I don’t like using the locker room at the gym cuz the guys always stare when they notice my gym bag is filled with lasagna
I think my abs look pretty good for a mother of 2 kids.
I don’t have kids.
The key to a clean house is dim lighting.
Me: I want to take you home and drink you up baby
Case of beer: I have a boyfriend
Taco guy: guac costs extra
Obi Wan: [wafts hand] guac is free
Taco Guy: guac is free…
Anakin: why’d u even pay for the taco?
Obi Wan: dammit
Now that HBO has a partnership with Sesame Street we’ll finally learn how to spell the names of all the Game of Thrones characters.
I’m offended that horses don’t put their hooves over their hearts during the National Anthem when they win a gold in equestrian events.

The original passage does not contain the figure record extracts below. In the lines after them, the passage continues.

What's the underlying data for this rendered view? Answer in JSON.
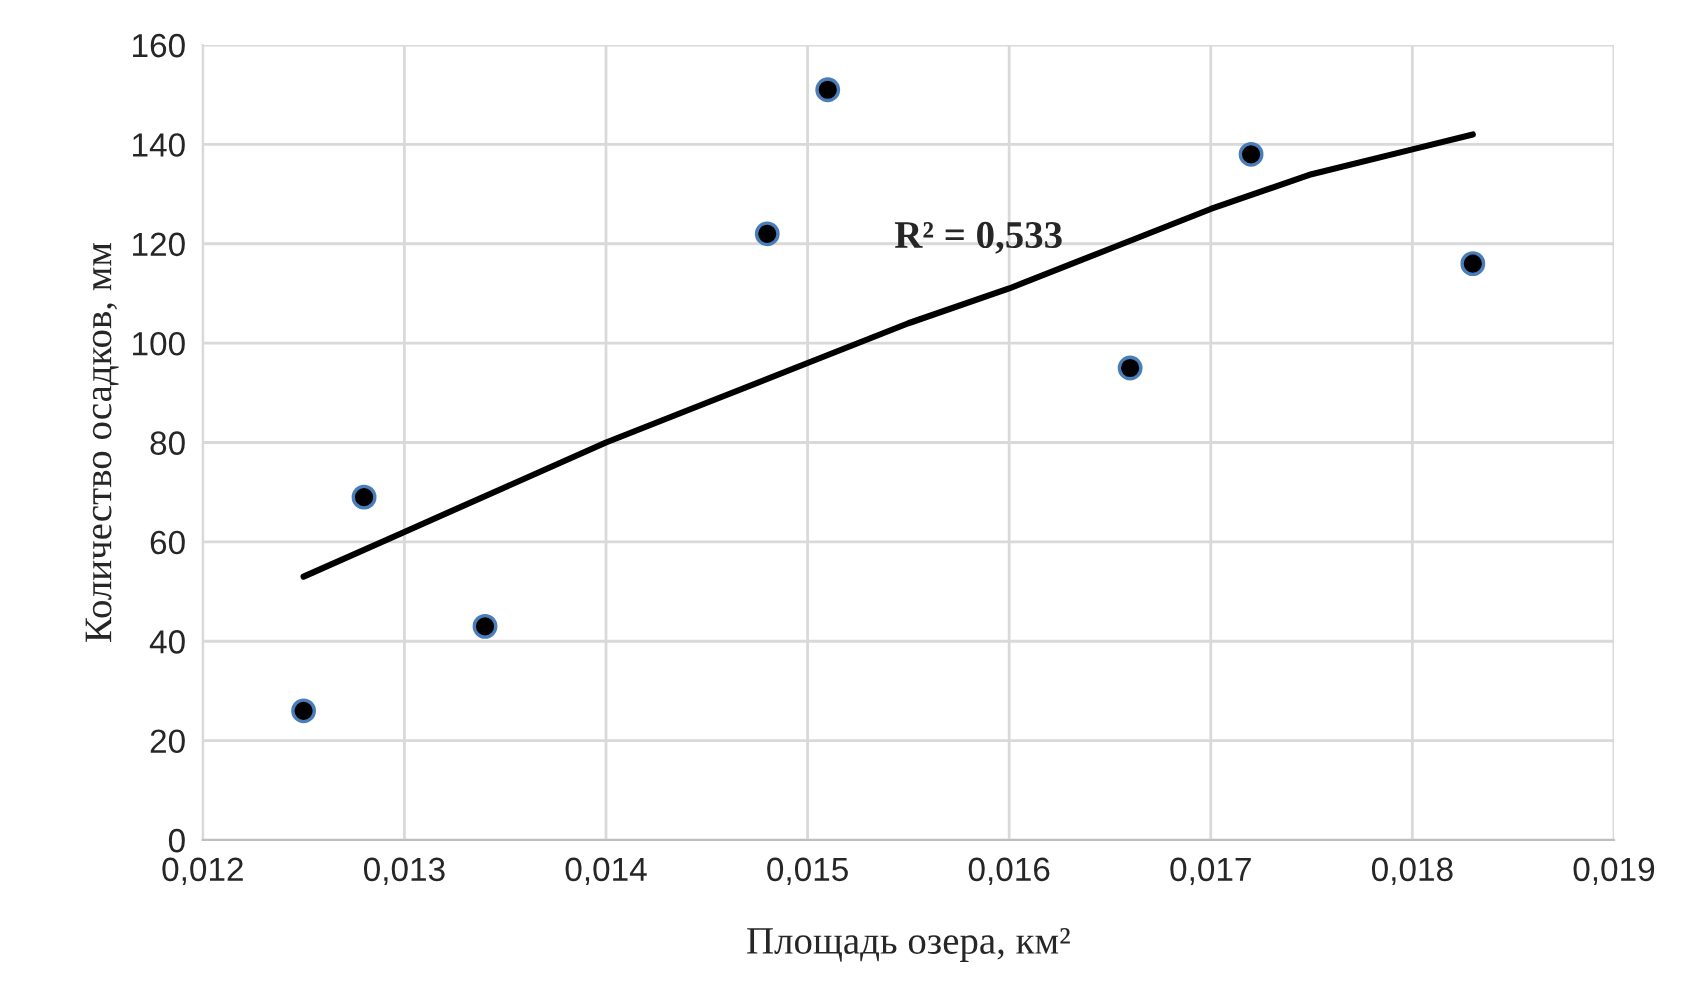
{
  "chart_data": {
    "type": "scatter",
    "xlabel": "Площадь озера, км²",
    "ylabel": "Количество осадков, мм",
    "series": [
      {
        "color": "#000000",
        "marker": "circle",
        "x": [
          0.0125,
          0.0128,
          0.0134,
          0.0148,
          0.0151,
          0.0166,
          0.0172,
          0.0183
        ],
        "values": [
          26,
          69,
          43,
          122,
          151,
          95,
          138,
          116
        ]
      },
      {
        "type": "line",
        "color": "#000000",
        "marker": "none",
        "x": [
          0.0125,
          0.013,
          0.0135,
          0.014,
          0.0145,
          0.015,
          0.0155,
          0.016,
          0.0165,
          0.017,
          0.0175,
          0.018,
          0.0183
        ],
        "values": [
          53,
          62,
          71,
          80,
          88,
          96,
          104,
          111,
          119,
          127,
          134,
          139,
          142
        ]
      }
    ],
    "annotations": [
      "R² = 0,533"
    ],
    "xlim": [
      0.012,
      0.019
    ],
    "xticks": [
      {
        "value": 0.012,
        "label": "0,012"
      },
      {
        "value": 0.013,
        "label": "0,013"
      },
      {
        "value": 0.014,
        "label": "0,014"
      },
      {
        "value": 0.015,
        "label": "0,015"
      },
      {
        "value": 0.016,
        "label": "0,016"
      },
      {
        "value": 0.017,
        "label": "0,017"
      },
      {
        "value": 0.018,
        "label": "0,018"
      },
      {
        "value": 0.019,
        "label": "0,019"
      }
    ],
    "ylim": [
      0,
      160
    ],
    "yticks": [
      0,
      20,
      40,
      60,
      80,
      100,
      120,
      140,
      160
    ],
    "grid": true,
    "legend": false
  }
}
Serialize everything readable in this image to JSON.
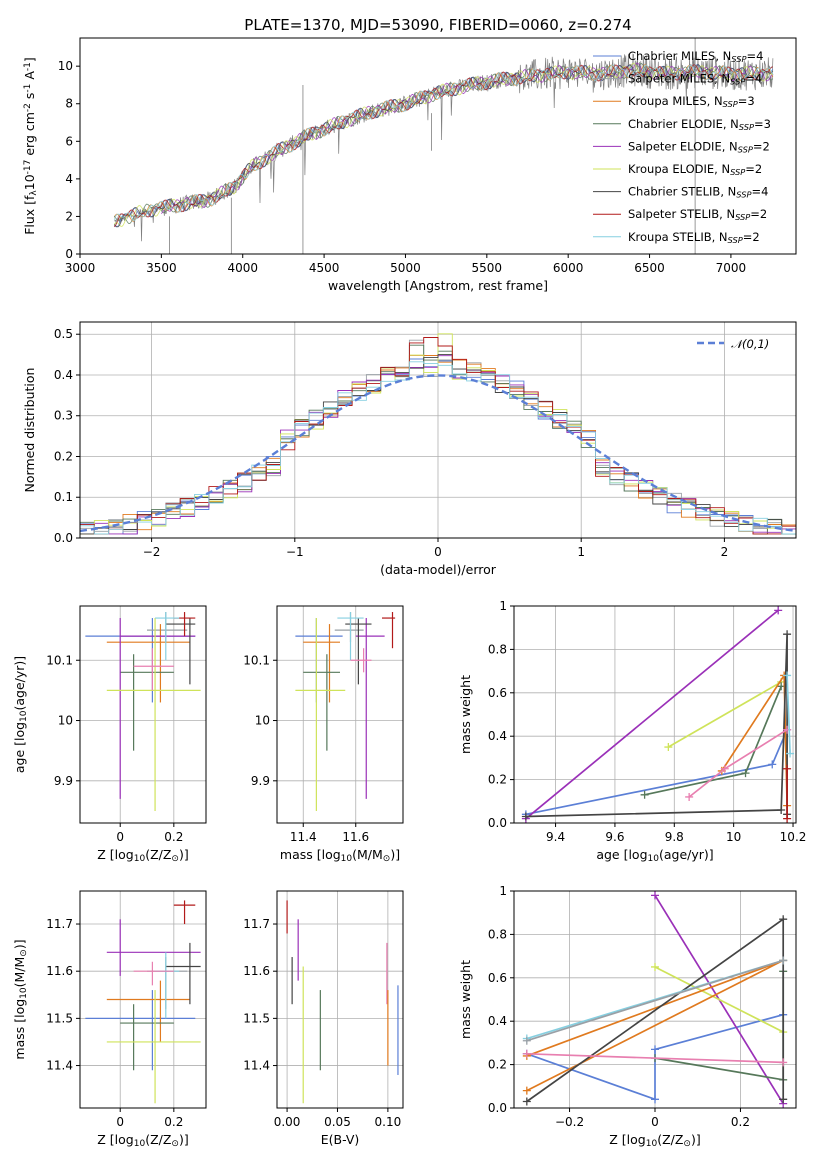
{
  "colors": {
    "Chabrier MILES": "#5b7fd6",
    "Salpeter MILES": "#9aa0a6",
    "Kroupa MILES": "#e07a1f",
    "Chabrier ELODIE": "#56785a",
    "Salpeter ELODIE": "#9a30b8",
    "Kroupa ELODIE": "#cfe35a",
    "Chabrier STELIB": "#444444",
    "Salpeter STELIB": "#b21a1a",
    "Kroupa STELIB": "#86cfe0",
    "pink": "#e87fb0",
    "normal": "#5b7fd6",
    "spectrum": "#7f7f7f"
  },
  "chart_data": [
    {
      "id": "spectrum",
      "type": "line",
      "title": "PLATE=1370, MJD=53090, FIBERID=0060, z=0.274",
      "xlabel": "wavelength [Angstrom, rest frame]",
      "ylabel": "Flux [f$_\\lambda$10$^{-17}$ erg cm$^{-2}$ s$^{-1}$ A$^{-1}$]",
      "xlim": [
        3000,
        7400
      ],
      "ylim": [
        0,
        11.5
      ],
      "xticks": [
        3000,
        3500,
        4000,
        4500,
        5000,
        5500,
        6000,
        6500,
        7000
      ],
      "yticks": [
        0,
        2,
        4,
        6,
        8,
        10
      ],
      "grid": false,
      "legend_position": "top-right",
      "legend": [
        {
          "name": "Chabrier MILES",
          "n": "4"
        },
        {
          "name": "Salpeter MILES",
          "n": "4"
        },
        {
          "name": "Kroupa MILES",
          "n": "3"
        },
        {
          "name": "Chabrier ELODIE",
          "n": "3"
        },
        {
          "name": "Salpeter ELODIE",
          "n": "2"
        },
        {
          "name": "Kroupa ELODIE",
          "n": "2"
        },
        {
          "name": "Chabrier STELIB",
          "n": "4"
        },
        {
          "name": "Salpeter STELIB",
          "n": "2"
        },
        {
          "name": "Kroupa STELIB",
          "n": "2"
        }
      ],
      "continuum": [
        [
          3210,
          1.7
        ],
        [
          3400,
          2.3
        ],
        [
          3600,
          2.6
        ],
        [
          3800,
          2.9
        ],
        [
          3950,
          3.6
        ],
        [
          4050,
          4.6
        ],
        [
          4200,
          5.4
        ],
        [
          4400,
          6.3
        ],
        [
          4600,
          7.0
        ],
        [
          4800,
          7.6
        ],
        [
          5000,
          8.0
        ],
        [
          5200,
          8.6
        ],
        [
          5400,
          9.0
        ],
        [
          5600,
          9.3
        ],
        [
          5800,
          9.5
        ],
        [
          6000,
          9.7
        ],
        [
          6200,
          9.6
        ],
        [
          6400,
          9.8
        ],
        [
          6600,
          9.6
        ],
        [
          6800,
          9.7
        ],
        [
          7000,
          9.6
        ],
        [
          7200,
          9.6
        ]
      ]
    },
    {
      "id": "residuals",
      "type": "line",
      "xlabel": "(data-model)/error",
      "ylabel": "Normed distribution",
      "xlim": [
        -2.5,
        2.5
      ],
      "ylim": [
        0,
        0.53
      ],
      "xticks": [
        -2,
        -1,
        0,
        1,
        2
      ],
      "yticks": [
        0.0,
        0.1,
        0.2,
        0.3,
        0.4,
        0.5
      ],
      "grid": true,
      "legend_position": "top-right",
      "normal_label": "$\\mathcal{N}(0,1)$",
      "bin_width": 0.1
    },
    {
      "id": "Z_age",
      "type": "scatter",
      "xlabel": "Z [log$_{10}$(Z/Z$_\\odot$)]",
      "ylabel": "age  [log$_{10}$(age/yr)]",
      "xlim": [
        -0.15,
        0.32
      ],
      "ylim": [
        9.83,
        10.19
      ],
      "xticks": [
        0.0,
        0.2
      ],
      "yticks": [
        9.9,
        10.0,
        10.1
      ],
      "grid": true,
      "points": [
        {
          "c": "Chabrier MILES",
          "x": 0.12,
          "y": 10.14,
          "xlo": -0.13,
          "xhi": 0.28,
          "ylo": 10.03,
          "yhi": 10.17
        },
        {
          "c": "Salpeter MILES",
          "x": 0.17,
          "y": 10.15,
          "xlo": 0.1,
          "xhi": 0.25,
          "ylo": 10.13,
          "yhi": 10.18
        },
        {
          "c": "Kroupa MILES",
          "x": 0.15,
          "y": 10.13,
          "xlo": -0.05,
          "xhi": 0.26,
          "ylo": 10.03,
          "yhi": 10.16
        },
        {
          "c": "Chabrier ELODIE",
          "x": 0.05,
          "y": 10.08,
          "xlo": 0.0,
          "xhi": 0.2,
          "ylo": 9.95,
          "yhi": 10.11
        },
        {
          "c": "Salpeter ELODIE",
          "x": 0.0,
          "y": 10.14,
          "xlo": 0.0,
          "xhi": 0.28,
          "ylo": 9.87,
          "yhi": 10.17
        },
        {
          "c": "Kroupa ELODIE",
          "x": 0.13,
          "y": 10.05,
          "xlo": -0.05,
          "xhi": 0.3,
          "ylo": 9.85,
          "yhi": 10.17
        },
        {
          "c": "Chabrier STELIB",
          "x": 0.26,
          "y": 10.16,
          "xlo": 0.17,
          "xhi": 0.28,
          "ylo": 10.06,
          "yhi": 10.17
        },
        {
          "c": "Salpeter STELIB",
          "x": 0.24,
          "y": 10.17,
          "xlo": 0.2,
          "xhi": 0.28,
          "ylo": 10.14,
          "yhi": 10.18
        },
        {
          "c": "Kroupa STELIB",
          "x": 0.17,
          "y": 10.17,
          "xlo": 0.13,
          "xhi": 0.22,
          "ylo": 10.1,
          "yhi": 10.18
        },
        {
          "c": "pink",
          "x": 0.12,
          "y": 10.09,
          "xlo": 0.05,
          "xhi": 0.2,
          "ylo": 10.05,
          "yhi": 10.12
        }
      ]
    },
    {
      "id": "mass_age",
      "type": "scatter",
      "xlabel": "mass [log$_{10}$(M/M$_\\odot$)]",
      "ylabel": "",
      "xlim": [
        11.3,
        11.78
      ],
      "ylim": [
        9.83,
        10.19
      ],
      "xticks": [
        11.4,
        11.6
      ],
      "yticks": [
        9.9,
        10.0,
        10.1
      ],
      "grid": true,
      "points": [
        {
          "c": "Chabrier MILES",
          "x": 11.45,
          "y": 10.14,
          "xlo": 11.37,
          "xhi": 11.55,
          "ylo": 10.03,
          "yhi": 10.17
        },
        {
          "c": "Salpeter MILES",
          "x": 11.58,
          "y": 10.15,
          "xlo": 11.52,
          "xhi": 11.63,
          "ylo": 10.13,
          "yhi": 10.18
        },
        {
          "c": "Kroupa MILES",
          "x": 11.5,
          "y": 10.13,
          "xlo": 11.4,
          "xhi": 11.54,
          "ylo": 10.03,
          "yhi": 10.16
        },
        {
          "c": "Chabrier ELODIE",
          "x": 11.49,
          "y": 10.08,
          "xlo": 11.4,
          "xhi": 11.54,
          "ylo": 9.95,
          "yhi": 10.11
        },
        {
          "c": "Salpeter ELODIE",
          "x": 11.64,
          "y": 10.14,
          "xlo": 11.6,
          "xhi": 11.71,
          "ylo": 9.87,
          "yhi": 10.17
        },
        {
          "c": "Kroupa ELODIE",
          "x": 11.45,
          "y": 10.05,
          "xlo": 11.37,
          "xhi": 11.56,
          "ylo": 9.85,
          "yhi": 10.17
        },
        {
          "c": "Chabrier STELIB",
          "x": 11.61,
          "y": 10.16,
          "xlo": 11.56,
          "xhi": 11.66,
          "ylo": 10.06,
          "yhi": 10.17
        },
        {
          "c": "Salpeter STELIB",
          "x": 11.74,
          "y": 10.17,
          "xlo": 11.7,
          "xhi": 11.75,
          "ylo": 10.12,
          "yhi": 10.18
        },
        {
          "c": "Kroupa STELIB",
          "x": 11.58,
          "y": 10.17,
          "xlo": 11.53,
          "xhi": 11.63,
          "ylo": 10.1,
          "yhi": 10.18
        },
        {
          "c": "pink",
          "x": 11.63,
          "y": 10.1,
          "xlo": 11.58,
          "xhi": 11.66,
          "ylo": 10.08,
          "yhi": 10.12
        }
      ]
    },
    {
      "id": "age_weight",
      "type": "line",
      "xlabel": "age  [log$_{10}$(age/yr)]",
      "ylabel": "mass weight",
      "xlim": [
        9.26,
        10.21
      ],
      "ylim": [
        0,
        1.0
      ],
      "xticks": [
        9.4,
        9.6,
        9.8,
        10.0,
        10.2
      ],
      "yticks": [
        0.0,
        0.2,
        0.4,
        0.6,
        0.8,
        1.0
      ],
      "grid": true,
      "series": [
        {
          "c": "Chabrier MILES",
          "points": [
            [
              9.3,
              0.04
            ],
            [
              10.13,
              0.27
            ],
            [
              10.18,
              0.43
            ]
          ]
        },
        {
          "c": "Salpeter ELODIE",
          "points": [
            [
              9.3,
              0.02
            ],
            [
              10.15,
              0.98
            ]
          ]
        },
        {
          "c": "Kroupa ELODIE",
          "points": [
            [
              9.78,
              0.35
            ],
            [
              10.16,
              0.65
            ]
          ]
        },
        {
          "c": "Chabrier ELODIE",
          "points": [
            [
              9.7,
              0.13
            ],
            [
              10.04,
              0.23
            ],
            [
              10.16,
              0.63
            ]
          ]
        },
        {
          "c": "Kroupa MILES",
          "points": [
            [
              9.96,
              0.24
            ],
            [
              10.17,
              0.68
            ],
            [
              10.18,
              0.08
            ]
          ]
        },
        {
          "c": "Chabrier STELIB",
          "points": [
            [
              9.3,
              0.03
            ],
            [
              10.16,
              0.06
            ],
            [
              10.18,
              0.87
            ],
            [
              10.18,
              0.04
            ]
          ]
        },
        {
          "c": "pink",
          "points": [
            [
              9.85,
              0.12
            ],
            [
              9.97,
              0.25
            ],
            [
              10.18,
              0.43
            ]
          ]
        },
        {
          "c": "Kroupa STELIB",
          "points": [
            [
              10.18,
              0.68
            ],
            [
              10.19,
              0.32
            ]
          ]
        },
        {
          "c": "Salpeter STELIB",
          "points": [
            [
              10.18,
              0.25
            ],
            [
              10.18,
              0.02
            ]
          ]
        }
      ]
    },
    {
      "id": "Z_mass",
      "type": "scatter",
      "xlabel": "Z [log$_{10}$(Z/Z$_\\odot$)]",
      "ylabel": "mass [log$_{10}$(M/M$_\\odot$)]",
      "xlim": [
        -0.15,
        0.32
      ],
      "ylim": [
        11.31,
        11.77
      ],
      "xticks": [
        0.0,
        0.2
      ],
      "yticks": [
        11.4,
        11.5,
        11.6,
        11.7
      ],
      "grid": true,
      "points": [
        {
          "c": "Chabrier MILES",
          "x": 0.12,
          "y": 11.5,
          "xlo": -0.13,
          "xhi": 0.28,
          "ylo": 11.39,
          "yhi": 11.56
        },
        {
          "c": "Salpeter MILES",
          "x": 0.17,
          "y": 11.6,
          "xlo": 0.1,
          "xhi": 0.25,
          "ylo": 11.52,
          "yhi": 11.63
        },
        {
          "c": "Kroupa MILES",
          "x": 0.15,
          "y": 11.54,
          "xlo": -0.05,
          "xhi": 0.26,
          "ylo": 11.45,
          "yhi": 11.58
        },
        {
          "c": "Chabrier ELODIE",
          "x": 0.05,
          "y": 11.49,
          "xlo": 0.0,
          "xhi": 0.2,
          "ylo": 11.39,
          "yhi": 11.53
        },
        {
          "c": "Salpeter ELODIE",
          "x": 0.0,
          "y": 11.64,
          "xlo": -0.05,
          "xhi": 0.3,
          "ylo": 11.59,
          "yhi": 11.71
        },
        {
          "c": "Kroupa ELODIE",
          "x": 0.13,
          "y": 11.45,
          "xlo": -0.05,
          "xhi": 0.3,
          "ylo": 11.32,
          "yhi": 11.56
        },
        {
          "c": "Chabrier STELIB",
          "x": 0.26,
          "y": 11.61,
          "xlo": 0.17,
          "xhi": 0.3,
          "ylo": 11.53,
          "yhi": 11.66
        },
        {
          "c": "Salpeter STELIB",
          "x": 0.24,
          "y": 11.74,
          "xlo": 0.2,
          "xhi": 0.28,
          "ylo": 11.7,
          "yhi": 11.75
        },
        {
          "c": "Kroupa STELIB",
          "x": 0.17,
          "y": 11.6,
          "xlo": 0.13,
          "xhi": 0.22,
          "ylo": 11.5,
          "yhi": 11.64
        },
        {
          "c": "pink",
          "x": 0.12,
          "y": 11.6,
          "xlo": 0.05,
          "xhi": 0.2,
          "ylo": 11.57,
          "yhi": 11.62
        }
      ]
    },
    {
      "id": "EBV_mass",
      "type": "scatter",
      "xlabel": "E(B-V)",
      "ylabel": "",
      "xlim": [
        -0.01,
        0.115
      ],
      "ylim": [
        11.31,
        11.77
      ],
      "xticks": [
        0.0,
        0.05,
        0.1
      ],
      "xticklabels": [
        "0.00",
        "0.05",
        "0.10"
      ],
      "yticks": [
        11.4,
        11.5,
        11.6,
        11.7
      ],
      "grid": true,
      "points": [
        {
          "c": "Salpeter STELIB",
          "x": 0.0,
          "y": 11.7,
          "ylo": 11.68,
          "yhi": 11.75
        },
        {
          "c": "Chabrier STELIB",
          "x": 0.005,
          "y": 11.58,
          "ylo": 11.53,
          "yhi": 11.63
        },
        {
          "c": "Salpeter ELODIE",
          "x": 0.011,
          "y": 11.64,
          "ylo": 11.58,
          "yhi": 11.71
        },
        {
          "c": "Kroupa ELODIE",
          "x": 0.016,
          "y": 11.45,
          "ylo": 11.32,
          "yhi": 11.61
        },
        {
          "c": "Chabrier ELODIE",
          "x": 0.033,
          "y": 11.49,
          "ylo": 11.39,
          "yhi": 11.56
        },
        {
          "c": "pink",
          "x": 0.099,
          "y": 11.6,
          "ylo": 11.53,
          "yhi": 11.66
        },
        {
          "c": "Kroupa MILES",
          "x": 0.1,
          "y": 11.47,
          "ylo": 11.4,
          "yhi": 11.56
        },
        {
          "c": "Chabrier MILES",
          "x": 0.11,
          "y": 11.48,
          "ylo": 11.38,
          "yhi": 11.57
        }
      ]
    },
    {
      "id": "Z_weight",
      "type": "line",
      "xlabel": "Z [log$_{10}$(Z/Z$_\\odot$)]",
      "ylabel": "mass weight",
      "xlim": [
        -0.33,
        0.33
      ],
      "ylim": [
        0,
        1.0
      ],
      "xticks": [
        -0.2,
        0.0,
        0.2
      ],
      "yticks": [
        0.0,
        0.2,
        0.4,
        0.6,
        0.8,
        1.0
      ],
      "grid": true,
      "series": [
        {
          "c": "Chabrier MILES",
          "points": [
            [
              -0.3,
              0.25
            ],
            [
              0.0,
              0.04
            ],
            [
              0.0,
              0.27
            ],
            [
              0.3,
              0.43
            ]
          ]
        },
        {
          "c": "Salpeter ELODIE",
          "points": [
            [
              0.0,
              0.98
            ],
            [
              0.3,
              0.02
            ]
          ]
        },
        {
          "c": "Kroupa ELODIE",
          "points": [
            [
              0.0,
              0.65
            ],
            [
              0.3,
              0.35
            ]
          ]
        },
        {
          "c": "Chabrier ELODIE",
          "points": [
            [
              0.0,
              0.23
            ],
            [
              0.3,
              0.13
            ],
            [
              0.3,
              0.63
            ]
          ]
        },
        {
          "c": "Kroupa MILES",
          "points": [
            [
              -0.3,
              0.08
            ],
            [
              0.3,
              0.68
            ],
            [
              -0.3,
              0.24
            ]
          ]
        },
        {
          "c": "Chabrier STELIB",
          "points": [
            [
              -0.3,
              0.03
            ],
            [
              0.3,
              0.87
            ],
            [
              0.3,
              0.04
            ]
          ]
        },
        {
          "c": "pink",
          "points": [
            [
              -0.3,
              0.25
            ],
            [
              0.3,
              0.21
            ]
          ]
        },
        {
          "c": "Kroupa STELIB",
          "points": [
            [
              -0.3,
              0.32
            ],
            [
              0.3,
              0.68
            ]
          ]
        },
        {
          "c": "Salpeter MILES",
          "points": [
            [
              -0.3,
              0.31
            ],
            [
              0.3,
              0.68
            ]
          ]
        }
      ]
    }
  ]
}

11’s thoughts on tonight’s dinner: “Well, it didn’t make me gag, so I ate it.”
The rewards of motherhood are truly breathtaking.
Never forget when I saw CHILD’S PLAY (2019) at a drive in theater on a screen directly next to the one playing TOY STORY 4 and the pure horror on the kids faces when they would look over and see the toys absolute BUTCHERING people
Accidentally just told a girl that “she has a nice head” because I appearently have the flirting skills of a serial killer
911: What is your emergency.
M: I need to report a home invasion. This woman looks like my mother in law but she’s smiling. Please hurry.